Thursday, August 24, 2023

new poetry book with Mary Snyder Behrens art

It has been a pleasure to learn today about the upcoming publication of a new book of poetry by American poet J.D. Schraffenberger, titled American Sad. Its projected publication date is February 2024, but copies can be pre-ordered now, at an advance sale discount price. The author is editor of the North American Review and professor of English at the University of Northern Iowa. More book information, examples of the author's poems, and ordering information can be found here.

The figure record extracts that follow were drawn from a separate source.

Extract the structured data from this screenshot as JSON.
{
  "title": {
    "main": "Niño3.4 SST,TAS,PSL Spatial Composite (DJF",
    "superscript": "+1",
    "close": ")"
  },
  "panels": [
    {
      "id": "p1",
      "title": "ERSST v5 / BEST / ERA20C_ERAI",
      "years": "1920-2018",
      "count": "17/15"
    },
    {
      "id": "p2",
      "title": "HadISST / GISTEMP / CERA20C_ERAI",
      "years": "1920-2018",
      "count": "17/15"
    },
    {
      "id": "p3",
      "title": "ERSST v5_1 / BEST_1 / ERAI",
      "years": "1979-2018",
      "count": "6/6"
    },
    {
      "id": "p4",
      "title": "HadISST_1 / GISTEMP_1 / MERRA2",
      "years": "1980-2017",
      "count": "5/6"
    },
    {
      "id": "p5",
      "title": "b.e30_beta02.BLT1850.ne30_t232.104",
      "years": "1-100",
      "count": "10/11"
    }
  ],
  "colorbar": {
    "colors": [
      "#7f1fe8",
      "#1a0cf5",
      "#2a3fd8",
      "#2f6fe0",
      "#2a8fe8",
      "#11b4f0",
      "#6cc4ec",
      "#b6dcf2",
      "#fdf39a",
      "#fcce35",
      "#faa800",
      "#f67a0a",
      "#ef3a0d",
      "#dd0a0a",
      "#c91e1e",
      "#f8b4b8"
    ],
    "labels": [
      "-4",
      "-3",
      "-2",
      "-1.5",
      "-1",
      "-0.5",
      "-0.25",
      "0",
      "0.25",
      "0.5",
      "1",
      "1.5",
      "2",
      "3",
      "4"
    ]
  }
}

Full disclosure: Personally, I am especially pleased that a major artwork by my wife, Mary Snyder Behrens, as been chosen by the author for use on the cover. I live with this work, since it has been on view in our dining room for years, and I pass it multiple times in the course of a day. It is large, for the scale of a dining room wall (48h x 30w x 4d), encased in a plexiglas cover, and so multi-faceted and visually provocative that one cannot help but be drawn in. Titled American Canvas II, it is one of several comparable-sized, related works that she completed in 2002 (can it really have been 21 years ago?).  All of them are mixed media, dimensional compositions of cast-off detritus from our farm, bits of junk that farmers buried years ago (in the manner of amateur landfills), and which, during heavy rains, rise up again to the surface—and, in some cases, cause us harm. 

I for one could not be more delighted that the writer J.D. Schraffenberger has found some strand of common ground between the art he makes with words, and the visual verse that Mary constructs.

novelist Ruth Suckow / a celebration of her life

Suckow exhibition banner (2023)
On Saturday (two days from now), there is a gathering of the Ruth Suckow Memorial Association. Suckow (pronounced Soo-Co), who lived from 1892-1960, was a once highly-acclaimed novelist and short story writer from Iowa, whose work was resoundingly praised by the famous literary critic H.L. Mencken. Much more information about her can be found on an online Wikipedia biography site, including a list of her books, and a link to the Suckow Memorial Association, which was founded in 1966.

The association's annual gathering will take place this weekend at the Hearst Center for the Arts at 304 West Seerley Boulevard (a few blocks east of the University of Northern Iowa campus) in Cedar Falls IA on August 26. Beginning at 1:00 pm that day, there is a one-hour session that is free and open to the public. One of her novels, titled Country People, will be the primary focus of that afternoon session, in which a discussion will follow a series of short presentations by four association members, Bill Douglas, Jim O'Loughlin, Julie Husband, and Cherie Dargan.

I have a particular interest in this event because earlier this year I was asked by Barbara Lounsberry, the association's president, to design a six-panel exhibition about Ruth Suckow's life, along with a banner for posting (as shown above) as it travels to libraries throughout the state. The panels and banner, which were made possible by a grant from Humanities Iowa, will premiere this weekend at the RSMA gathering. 

I have an additional interest because one of the communities where Ruth Suckow lived was the city of Manchester IA, at a time when my maternal ancestors, the family of John J. Pentony, also lived there. Suckow attended high school with my grandmother and several great aunts.



Tuesday, August 15, 2023

Walter Hamady // book artist and paper maker

Above (and below) Title frame and other single frames from a new 20-minute video talk about Walter Hamady (1940-2019), prominent book artist, paper-maker, and collagist, who was well-known as a teacher at the University of Wisconsin at Madison. 

Having earlier taught in Milwaukee for ten years, I had become aware of his work in the 1970s. Because of his liking for Ballast Quarterly Review (which I had founded in 1985), he and I began to exchange spirited letters (along with a mix of enclosures), once or twice or more a month. 

This led to collaborations of one kind or another, eventually resulting in exhibitions, published essays, and an archive of his artist’s books. I saved everything, even all the envelopes and mailing containers, in part because they were always addressed to mutilations of my name, such as Corps du Roy, Rhoidamoto, Trompe L’Roi at Labbast, Royatolla, and so on. This continued for more than a decade, perhaps to the mailman’s amusement.

Looking back on what I have, I have now produced a video talk (a brief memoir-like tribute) titled BOOK ART: Walter Hamady’s Books, Collages and Assemblages, which can be accessed free online on my YouTube channel.